Après le passage de son chef de file à "L'Emission politique" du 30 novembre, la France insoumise a accusé France 2 d'être biaisé dans son choix d'invités issus de la société civile. Le problème est récurrent : les citoyens présentés comme "lambda" par la chaîne publique sont souvent loin de porter une parole neutre.
A un téléspectateur non averti, Pauligne Laigneau ferait presque de la peine. Présentée comme une "cheffe d'entreprise", "patronne de PME", la jeune entrepreneuse interroge Jean-Luc Mélenchon dans L'Emission politique ce jeudi 30 novembre. La séquence est censée confronter l'invité politique à des Français "lambda", issus de la société civile et pas engagés de manière partisane.
Mélenchon est opposé au plafonnement des indemnités prud'hommales. Pauline Laigneau le défend farouchement avec un exemple tiré de son entreprise : "Je sors d'un procès aux prud'hommes (qu'elle a gagné, ndlr). Sincèrement, je n'auais jamais pensé que j'irai un jour un prud'hommes. Pourtant ça m'est tombé dessus. (...) On arrête de dormir, on ne sait pas à quelle sauce on va être mangés, sincèrement, pour une petite entreprise comme la mienne, c'est un vrai problème", décrit celle qui dit "avoir peur" d'embaucher à cause des indemnités pouvant être versées par l'entreprise en cas de licenciement abusif. "Moi, je suis un pauvre petit patron qui va devoir payer des mois et des mois d'avocat pour essayer de gagner quelque chose", plaide la jeune femme, qui reproche à Jean-Luc Mélenchon de "faire des exemples des grands groupes du CAC40 alors que 95% des gens [des patrons] sont, comme moi, des personnes qui n'ont rien et qui se battent au quotidien". La patronne de petite structure craignant la faillite, face à un Jean-Luc Mélenchon qui apparaît comme le défenseur borné de règles bureaucratiques envahissantes : l'opposition est schématique, facile, caricaturale.

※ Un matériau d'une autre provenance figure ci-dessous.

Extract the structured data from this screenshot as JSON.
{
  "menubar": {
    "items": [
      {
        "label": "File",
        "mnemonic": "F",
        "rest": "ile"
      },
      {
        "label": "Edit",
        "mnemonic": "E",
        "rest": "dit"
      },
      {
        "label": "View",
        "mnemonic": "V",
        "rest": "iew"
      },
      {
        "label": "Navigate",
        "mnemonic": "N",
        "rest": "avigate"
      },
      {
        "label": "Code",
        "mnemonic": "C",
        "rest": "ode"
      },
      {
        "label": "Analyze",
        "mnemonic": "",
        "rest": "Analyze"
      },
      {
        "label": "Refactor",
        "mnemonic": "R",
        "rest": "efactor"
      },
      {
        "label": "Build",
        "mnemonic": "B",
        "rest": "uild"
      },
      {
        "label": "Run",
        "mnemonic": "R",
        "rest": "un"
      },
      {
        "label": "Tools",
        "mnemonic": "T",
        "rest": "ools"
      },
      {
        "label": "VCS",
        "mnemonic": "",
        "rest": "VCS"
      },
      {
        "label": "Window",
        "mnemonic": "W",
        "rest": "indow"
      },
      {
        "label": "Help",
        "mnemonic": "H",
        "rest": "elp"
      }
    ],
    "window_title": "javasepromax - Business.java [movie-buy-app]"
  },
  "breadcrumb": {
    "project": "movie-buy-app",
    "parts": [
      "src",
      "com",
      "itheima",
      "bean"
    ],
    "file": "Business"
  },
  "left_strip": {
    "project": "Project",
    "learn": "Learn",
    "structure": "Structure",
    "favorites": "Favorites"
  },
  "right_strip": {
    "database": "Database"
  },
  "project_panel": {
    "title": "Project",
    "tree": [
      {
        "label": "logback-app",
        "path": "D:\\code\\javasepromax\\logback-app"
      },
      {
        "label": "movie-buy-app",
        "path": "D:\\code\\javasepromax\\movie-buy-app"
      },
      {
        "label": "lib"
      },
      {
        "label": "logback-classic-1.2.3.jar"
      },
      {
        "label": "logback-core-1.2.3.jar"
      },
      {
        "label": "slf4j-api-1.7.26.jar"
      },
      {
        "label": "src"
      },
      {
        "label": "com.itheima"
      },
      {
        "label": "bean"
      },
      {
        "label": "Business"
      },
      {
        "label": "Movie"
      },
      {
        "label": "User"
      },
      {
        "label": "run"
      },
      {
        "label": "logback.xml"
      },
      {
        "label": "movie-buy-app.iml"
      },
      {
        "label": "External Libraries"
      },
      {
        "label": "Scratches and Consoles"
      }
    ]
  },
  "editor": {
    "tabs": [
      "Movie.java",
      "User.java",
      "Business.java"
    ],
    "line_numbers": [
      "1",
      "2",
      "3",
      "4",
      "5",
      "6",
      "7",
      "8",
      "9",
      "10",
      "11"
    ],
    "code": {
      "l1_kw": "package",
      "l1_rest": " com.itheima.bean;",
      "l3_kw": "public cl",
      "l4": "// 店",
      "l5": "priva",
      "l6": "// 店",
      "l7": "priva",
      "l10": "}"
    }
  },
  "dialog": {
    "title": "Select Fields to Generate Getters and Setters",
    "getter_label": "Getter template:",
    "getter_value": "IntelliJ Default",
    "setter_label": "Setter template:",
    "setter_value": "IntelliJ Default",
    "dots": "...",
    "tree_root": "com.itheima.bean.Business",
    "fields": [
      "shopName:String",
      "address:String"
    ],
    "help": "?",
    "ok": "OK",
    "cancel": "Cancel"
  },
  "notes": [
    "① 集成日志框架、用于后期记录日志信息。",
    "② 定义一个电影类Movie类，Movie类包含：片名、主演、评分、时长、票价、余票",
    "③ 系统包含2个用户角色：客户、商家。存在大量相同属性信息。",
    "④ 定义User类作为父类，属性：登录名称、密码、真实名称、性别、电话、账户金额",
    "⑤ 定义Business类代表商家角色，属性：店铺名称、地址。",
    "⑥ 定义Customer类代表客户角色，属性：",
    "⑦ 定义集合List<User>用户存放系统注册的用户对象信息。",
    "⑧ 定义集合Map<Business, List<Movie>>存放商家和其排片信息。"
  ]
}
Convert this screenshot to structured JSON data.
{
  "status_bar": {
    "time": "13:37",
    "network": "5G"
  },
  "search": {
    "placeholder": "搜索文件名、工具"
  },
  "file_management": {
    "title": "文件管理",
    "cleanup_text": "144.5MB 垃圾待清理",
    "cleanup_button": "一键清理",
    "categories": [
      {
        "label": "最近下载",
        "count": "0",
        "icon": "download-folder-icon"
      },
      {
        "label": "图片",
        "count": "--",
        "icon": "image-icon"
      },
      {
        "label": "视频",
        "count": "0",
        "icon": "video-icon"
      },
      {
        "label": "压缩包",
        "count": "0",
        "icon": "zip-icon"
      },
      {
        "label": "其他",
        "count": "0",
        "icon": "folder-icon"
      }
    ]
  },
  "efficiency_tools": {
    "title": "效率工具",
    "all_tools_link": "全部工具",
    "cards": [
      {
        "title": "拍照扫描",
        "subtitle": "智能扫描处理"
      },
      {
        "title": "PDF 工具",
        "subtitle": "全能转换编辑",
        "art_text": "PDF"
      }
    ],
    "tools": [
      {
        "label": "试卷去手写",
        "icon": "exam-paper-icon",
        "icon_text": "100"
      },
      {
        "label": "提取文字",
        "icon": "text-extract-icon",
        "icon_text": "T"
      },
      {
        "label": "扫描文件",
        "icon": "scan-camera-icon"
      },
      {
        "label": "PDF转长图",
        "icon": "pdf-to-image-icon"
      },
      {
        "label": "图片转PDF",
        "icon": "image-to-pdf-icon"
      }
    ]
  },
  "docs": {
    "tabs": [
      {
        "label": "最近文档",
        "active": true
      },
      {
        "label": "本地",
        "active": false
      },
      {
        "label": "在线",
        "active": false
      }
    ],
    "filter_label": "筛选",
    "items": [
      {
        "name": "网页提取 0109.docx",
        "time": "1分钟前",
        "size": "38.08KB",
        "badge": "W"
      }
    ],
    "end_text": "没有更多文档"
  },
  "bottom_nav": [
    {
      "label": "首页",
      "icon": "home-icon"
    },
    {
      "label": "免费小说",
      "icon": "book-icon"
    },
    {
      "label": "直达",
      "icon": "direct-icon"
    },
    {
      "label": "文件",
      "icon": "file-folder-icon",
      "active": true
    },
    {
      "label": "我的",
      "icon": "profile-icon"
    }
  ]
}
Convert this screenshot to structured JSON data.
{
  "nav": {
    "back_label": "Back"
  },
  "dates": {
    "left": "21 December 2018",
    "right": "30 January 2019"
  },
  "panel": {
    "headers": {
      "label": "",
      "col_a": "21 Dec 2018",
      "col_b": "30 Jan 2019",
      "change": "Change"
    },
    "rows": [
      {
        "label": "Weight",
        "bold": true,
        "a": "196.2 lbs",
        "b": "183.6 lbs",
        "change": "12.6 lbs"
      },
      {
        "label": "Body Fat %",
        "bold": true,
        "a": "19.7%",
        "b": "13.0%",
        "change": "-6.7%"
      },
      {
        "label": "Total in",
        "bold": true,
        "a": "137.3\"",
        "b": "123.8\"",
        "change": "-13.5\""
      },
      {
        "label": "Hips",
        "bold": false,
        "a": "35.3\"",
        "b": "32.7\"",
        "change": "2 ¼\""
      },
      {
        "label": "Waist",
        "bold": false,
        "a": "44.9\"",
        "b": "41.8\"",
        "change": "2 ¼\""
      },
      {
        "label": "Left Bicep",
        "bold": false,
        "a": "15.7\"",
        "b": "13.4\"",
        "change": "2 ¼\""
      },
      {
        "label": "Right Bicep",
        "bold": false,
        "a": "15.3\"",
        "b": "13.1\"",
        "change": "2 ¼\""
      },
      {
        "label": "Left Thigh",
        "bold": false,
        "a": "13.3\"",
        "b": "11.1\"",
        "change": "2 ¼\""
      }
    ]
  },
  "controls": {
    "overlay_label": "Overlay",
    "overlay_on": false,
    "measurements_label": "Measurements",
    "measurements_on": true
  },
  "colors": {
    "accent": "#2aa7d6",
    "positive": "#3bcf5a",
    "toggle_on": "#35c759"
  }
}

Une patronne de PME soi-disant "pas politisée"
Car elle ne résiste pas vraiment à l'épreuve des faits : Pauline Laigneau a fait Normale Sup et HEC, et a fondé en 2011 une entreprise de bijouterie en ligne qui s'est largement imposée sur le marché français : Gemmyo. Elle dirige près de 25 salariés, et a réuni plus de 3 millions d'euros à l'issue d'une levée de fonds en 2013. Pas vraiment le profil d'une patronne de petite boîte qui serait contrainte de mettre la clé sous la porte à l'issue d'un procès aux prud'hommes... C'est pourtant une image de cheffe d'entreprise modeste que se donne Pauline Laigneau en débattant avec Jean-Luc Mélenchon. "On vous a pas pris un grand patron du CAC40, on vous a pris une patronne de PME !" insiste la journaliste Léa Salamé auprès du meneur des Insoumis. L'entrepreneuse s'est en outre présentée comme "pas politisée", pour défendre la loi Travail d'Emmanuel Macron, "bonne pour des petites structures comme moi. Je sais que maintenant, si j'ai un problème, je n'aurai plus à avoir peur !" Là encore, l'affirmation est douteuse : "pas politisée", Pauline Laigneau a écrit une tribune au ton résolument libéral dans Le Point en janvier 2016, pour critiquer la politique de François Hollande : "Il faut faire table rase et reconstruire. Jeter aux orties code du travail, 35 heures, un bon nombre d'impôts et toute cette sédimentation administrative que personne ne comprend et qui empêche notre pays d'aller de l'avant", plaidait la "patronne de PME", pour qui "le XXIe siècle nous crie d'avoir moins d'Etat". En 2015, Pauline Jaigneau assistait aux université d'été du Medef. Autant de détails qui n'ont jamais été mentionnés par les journalistes de France 2 pour la présenter.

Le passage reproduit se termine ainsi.